While the second conclusion is nothing new (it’s not the affinity per se that should be different, it’s how to reach that high affinity that bothers medicinal chemists), the first one casts a shadow on application of metrics such as LE and LLE to the compounds beyond Ro5. LE is predictably lower for bigger molecules and correlates with the compound shapes. Frankly, the latter correlation seems to be redundant as the shape was also well-correlated with compliance to Ro5.

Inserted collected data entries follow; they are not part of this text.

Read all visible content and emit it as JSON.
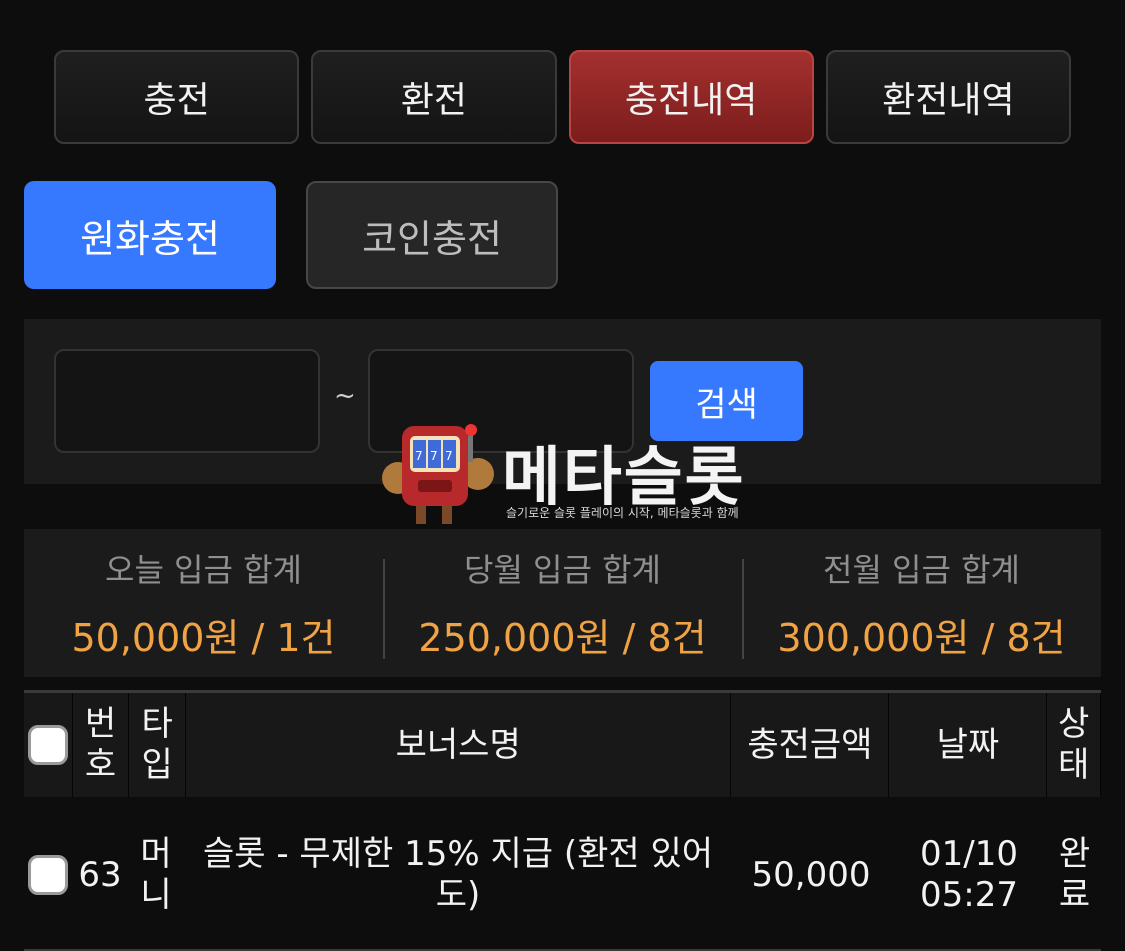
{
  "tabs": [
    {
      "label": "충전",
      "active": false
    },
    {
      "label": "환전",
      "active": false
    },
    {
      "label": "충전내역",
      "active": true
    },
    {
      "label": "환전내역",
      "active": false
    }
  ],
  "subtabs": {
    "primary": "원화충전",
    "secondary": "코인충전"
  },
  "search": {
    "separator": "~",
    "button": "검색"
  },
  "watermark": {
    "brand": "메타슬롯",
    "tagline": "슬기로운 슬롯 플레이의 시작, 메타슬롯과 함께"
  },
  "summary": [
    {
      "label": "오늘 입금 합계",
      "value": "50,000원 / 1건"
    },
    {
      "label": "당월 입금 합계",
      "value": "250,000원 / 8건"
    },
    {
      "label": "전월 입금 합계",
      "value": "300,000원 / 8건"
    }
  ],
  "table": {
    "headers": {
      "no": "번호",
      "type": "타입",
      "name": "보너스명",
      "amount": "충전금액",
      "date": "날짜",
      "status": "상태"
    },
    "rows": [
      {
        "no": "63",
        "type": "머니",
        "name": "슬롯 - 무제한 15% 지급 (환전 있어도)",
        "amount": "50,000",
        "date": "01/10 05:27",
        "status": "완료"
      }
    ]
  },
  "colors": {
    "accent_blue": "#3679ff",
    "active_tab_red": "#a3302f",
    "amount_orange": "#f0a344"
  }
}
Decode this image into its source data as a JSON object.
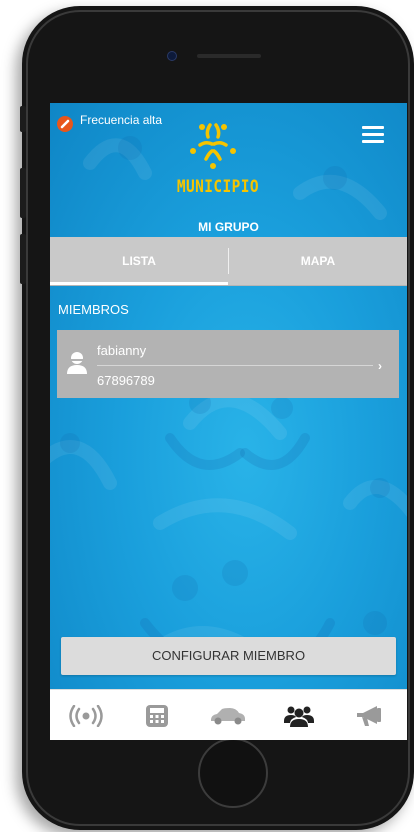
{
  "status": {
    "frequency_label": "Frecuencia alta"
  },
  "header": {
    "brand": "MUNICIPIO",
    "group_title": "MI GRUPO"
  },
  "tabs": [
    {
      "label": "LISTA",
      "active": true
    },
    {
      "label": "MAPA",
      "active": false
    }
  ],
  "members_section": {
    "title": "MIEMBROS",
    "members": [
      {
        "name": "fabianny",
        "phone": "67896789"
      }
    ]
  },
  "config_button": {
    "label": "CONFIGURAR MIEMBRO"
  },
  "bottom_nav": [
    {
      "icon": "broadcast-icon",
      "active": false
    },
    {
      "icon": "calculator-icon",
      "active": false
    },
    {
      "icon": "car-icon",
      "active": false
    },
    {
      "icon": "group-icon",
      "active": true
    },
    {
      "icon": "megaphone-icon",
      "active": false
    }
  ],
  "colors": {
    "screen_bg": "#1a9fdc",
    "brand": "#f5c400",
    "tab_bar": "#c9c9c9",
    "card": "#b3b3b3",
    "nav_inactive": "#9a9a9a",
    "nav_active": "#222222"
  }
}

Finally, the authors analyze macrocycles as a representative subclass of bRo5 ligands. Quite counterintuitively they claim that macrocycles are not more rigid than their acyclic bRo5 (pun intended). But that just means that acyclic compounds obtain their rigidity from other sources (e.g. amide and double bonds, aromatic cycles, etc.). In general, from the discussion it follows that there’s nothing too special about macrocycles. The most peculiar feature is their exceptional ability to bind flat protein surfaces. Hence, they are excellent tools for the right problem. So is the rule of five.
In the conclusion, authors propose to extend the boundaries of the original Ro5. Seems like they are too tight. Which raises a logical question, is the next extension just a matter of time?
P.S. Extra kudos to the authors for using R/ggplot2 for graphics in the main text of the paper (I just wonder why they don’t use it in the SI).